Но вначале он объяснил Милене, что собой представляли его отношения с Юлией. Он описывает ее как одно из самых уязвимых существ, полностью отличной от здоровой и крепкой Фелицы Бауэр — воплощения мощного еврейско-прусского сплава. Юлия, напротив, является самым бескорыстным, самым тишайшим, самым скромным существом, существом, которое, как теперь стало ясно, он вовлек в свои собственные мучения. «Малейшее слово, будь оно самое благожелательное, может стать для нее смертельной раной». И потом, эта ее душевная болезнь, о которой приличие не дает ему говорить. Тем не менее, в одном из писем он вспоминает день, когда сидел рядом с Юлией на диване в маленькой квартире во Вршовице. «Когда я думаю об этой сцене, — пишет он, — со всеми ее деталями, более многочисленными, чем биение сердца при лихорадке, я чувствую себя способным понять все ослепления (в данном случае это было и мое ослепление в течение месяцев); по правде говоря, это было не только ослепление, это была также и форма проявления уважения к ней, и все это могло также обернуться браком по расчету в лучшем смысле этого слова». Он знает, насколько он заслуживает осуждения в этой печальной истории, в сто раз более достоин осуждения, чем в отношениях с Фелицей. Но таковы факты, и их нельзя больше изменить: в мае, прежде чем покинуть Меран, он исповедуется Юлии в своих чувствах к Милене. Затем он отправляется в Вену и по возвращении в Прагу в начале июля вновь встречается с Юлией Вохрьщек. Не обходится без надрывных сцен, о которых Кафка сообщает Милене: «Я не могу уйти, — говорит ему Юлия, — но, если ты меня прогонишь, я уйду. Ты меня прогоняешь?», Он говорит «да», однако она отвечает: «Несмотря на это, я не могу уйти». «Есть что-то отвратительное в том, чтобы рассказывать об этом», — добавляет не без оснований Кафка. Но разрыв отношений всегда болезнен, и зачастую находится свидетель, которому об этом рассказывают. В конечном итоге Кафка не находит другого выхода, как разрешить Юлии написать прямо Милене. Это должна была быть их последняя встреча. Юлия написала, Милена ответила, Юлия отослала ответ без комментариев Кафке: она ограничилась тем, что подчеркнула в нем пассажи, которые, по-видимому, более всего ее ранили.
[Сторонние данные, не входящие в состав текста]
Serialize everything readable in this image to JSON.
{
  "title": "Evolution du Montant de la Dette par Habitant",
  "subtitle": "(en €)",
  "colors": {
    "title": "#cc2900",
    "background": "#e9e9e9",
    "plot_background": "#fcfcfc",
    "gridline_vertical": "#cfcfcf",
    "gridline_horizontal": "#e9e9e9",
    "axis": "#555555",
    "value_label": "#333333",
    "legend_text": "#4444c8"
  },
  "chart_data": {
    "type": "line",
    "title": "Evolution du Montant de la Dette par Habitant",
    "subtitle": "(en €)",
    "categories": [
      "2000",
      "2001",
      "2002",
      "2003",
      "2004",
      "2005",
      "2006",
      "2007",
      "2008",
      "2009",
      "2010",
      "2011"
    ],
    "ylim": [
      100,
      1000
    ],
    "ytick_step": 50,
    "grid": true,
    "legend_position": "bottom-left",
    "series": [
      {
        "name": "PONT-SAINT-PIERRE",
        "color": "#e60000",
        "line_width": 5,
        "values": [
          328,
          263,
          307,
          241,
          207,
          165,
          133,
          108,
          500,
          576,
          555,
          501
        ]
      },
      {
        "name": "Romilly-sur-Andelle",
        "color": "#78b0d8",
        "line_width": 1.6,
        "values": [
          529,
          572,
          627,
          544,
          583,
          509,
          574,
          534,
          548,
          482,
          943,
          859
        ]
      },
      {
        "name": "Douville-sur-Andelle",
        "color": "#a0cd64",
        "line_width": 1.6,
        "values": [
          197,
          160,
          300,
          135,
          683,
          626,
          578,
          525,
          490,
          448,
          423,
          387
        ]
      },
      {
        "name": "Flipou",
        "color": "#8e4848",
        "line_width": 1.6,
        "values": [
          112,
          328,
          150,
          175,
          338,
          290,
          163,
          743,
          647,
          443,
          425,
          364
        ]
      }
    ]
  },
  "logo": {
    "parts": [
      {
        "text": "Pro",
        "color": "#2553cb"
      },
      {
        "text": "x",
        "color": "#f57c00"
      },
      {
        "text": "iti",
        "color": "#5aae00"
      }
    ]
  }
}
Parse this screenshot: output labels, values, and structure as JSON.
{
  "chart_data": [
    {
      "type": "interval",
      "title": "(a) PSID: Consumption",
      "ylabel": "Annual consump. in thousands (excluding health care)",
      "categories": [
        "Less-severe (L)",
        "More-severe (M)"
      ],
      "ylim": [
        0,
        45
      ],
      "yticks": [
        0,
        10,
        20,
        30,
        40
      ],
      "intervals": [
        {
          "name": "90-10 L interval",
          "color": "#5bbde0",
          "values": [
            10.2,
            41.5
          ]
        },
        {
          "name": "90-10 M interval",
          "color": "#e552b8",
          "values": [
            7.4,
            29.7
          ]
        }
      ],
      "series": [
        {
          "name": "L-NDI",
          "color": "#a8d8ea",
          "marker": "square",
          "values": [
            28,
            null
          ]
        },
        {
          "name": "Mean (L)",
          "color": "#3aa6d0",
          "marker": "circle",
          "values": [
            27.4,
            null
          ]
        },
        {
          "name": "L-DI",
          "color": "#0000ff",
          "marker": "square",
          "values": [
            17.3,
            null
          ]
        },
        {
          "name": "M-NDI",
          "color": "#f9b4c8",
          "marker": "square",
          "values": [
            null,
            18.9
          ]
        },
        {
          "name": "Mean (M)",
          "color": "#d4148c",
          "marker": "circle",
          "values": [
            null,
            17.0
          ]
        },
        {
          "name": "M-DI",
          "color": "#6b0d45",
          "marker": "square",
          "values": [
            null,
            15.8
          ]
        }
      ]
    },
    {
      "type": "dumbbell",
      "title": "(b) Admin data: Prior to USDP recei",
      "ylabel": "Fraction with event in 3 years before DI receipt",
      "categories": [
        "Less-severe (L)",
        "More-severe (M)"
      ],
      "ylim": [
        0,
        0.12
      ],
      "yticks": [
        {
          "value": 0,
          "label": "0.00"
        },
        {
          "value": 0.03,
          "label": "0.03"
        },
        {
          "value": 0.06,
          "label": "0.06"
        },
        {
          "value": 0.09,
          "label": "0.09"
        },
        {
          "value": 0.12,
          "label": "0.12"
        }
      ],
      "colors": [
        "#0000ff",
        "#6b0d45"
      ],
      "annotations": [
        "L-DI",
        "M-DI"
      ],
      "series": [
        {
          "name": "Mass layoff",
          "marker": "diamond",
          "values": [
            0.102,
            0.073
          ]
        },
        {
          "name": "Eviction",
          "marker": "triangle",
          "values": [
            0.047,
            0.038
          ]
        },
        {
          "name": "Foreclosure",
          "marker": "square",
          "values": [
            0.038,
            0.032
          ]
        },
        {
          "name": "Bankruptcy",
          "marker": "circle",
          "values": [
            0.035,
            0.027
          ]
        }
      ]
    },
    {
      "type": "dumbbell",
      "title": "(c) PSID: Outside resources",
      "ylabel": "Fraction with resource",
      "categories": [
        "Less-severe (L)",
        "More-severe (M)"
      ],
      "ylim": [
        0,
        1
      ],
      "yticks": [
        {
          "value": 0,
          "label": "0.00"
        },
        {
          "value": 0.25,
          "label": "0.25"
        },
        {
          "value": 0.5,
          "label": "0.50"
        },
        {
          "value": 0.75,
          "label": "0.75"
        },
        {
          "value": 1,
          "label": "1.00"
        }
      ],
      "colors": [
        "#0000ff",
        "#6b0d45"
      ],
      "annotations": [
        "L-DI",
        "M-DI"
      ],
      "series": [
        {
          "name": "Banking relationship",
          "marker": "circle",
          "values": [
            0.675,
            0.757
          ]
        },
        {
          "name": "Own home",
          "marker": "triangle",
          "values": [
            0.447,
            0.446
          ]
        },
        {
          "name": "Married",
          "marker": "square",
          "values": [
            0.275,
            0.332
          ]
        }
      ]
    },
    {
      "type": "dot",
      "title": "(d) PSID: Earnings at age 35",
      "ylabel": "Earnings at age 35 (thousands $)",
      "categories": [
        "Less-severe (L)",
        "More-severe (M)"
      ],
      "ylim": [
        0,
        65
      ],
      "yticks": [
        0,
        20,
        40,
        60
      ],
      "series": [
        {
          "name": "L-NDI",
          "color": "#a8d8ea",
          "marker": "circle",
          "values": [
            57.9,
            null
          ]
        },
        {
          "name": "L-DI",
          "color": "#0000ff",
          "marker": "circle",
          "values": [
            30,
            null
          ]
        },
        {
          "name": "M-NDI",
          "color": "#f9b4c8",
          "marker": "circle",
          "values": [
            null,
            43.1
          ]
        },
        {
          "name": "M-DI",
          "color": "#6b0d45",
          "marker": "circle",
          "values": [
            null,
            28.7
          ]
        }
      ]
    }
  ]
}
В последней написанной главе «Замка» доминирует персонаж Пепи. Это не лучшая глава книги: она растянута, в ней различимы черты усталости, вначале трудно понять, какую роль ей надлежит играть в архитектонике романа. Но она, без сомнения, нужна в этом месте биографии писателя.
Пепи — маленькая горничная Гостиницы господ. Когда Фрида оставила свою должность буфетчицы, чтобы следовать за К., ее место заняла Пепи. Затем, когда Фрида вернулась и приступила к своим обязанностям, смещенная Пепи опять оказалась горничной. Она ненавидит эту работу и испытывает сильную злобу к заменившей ее Фриде. Горничные живут в подвальном помещении гостиницы, на них возложена самая грязная работа, они убирают мусор, оставляемый секретарями — настоящими важными господами и гнусными подонками слугами. Горничные никогда не видят дневного света, никогда никого не встречают, иногда они переносят досье, но что они могут в них понять? К тому же они постоянно живут в страхе, поскольку часто слышат шум шагов в коридоре, который их пугает. Но никто не приходит, их дверь никогда не открывается.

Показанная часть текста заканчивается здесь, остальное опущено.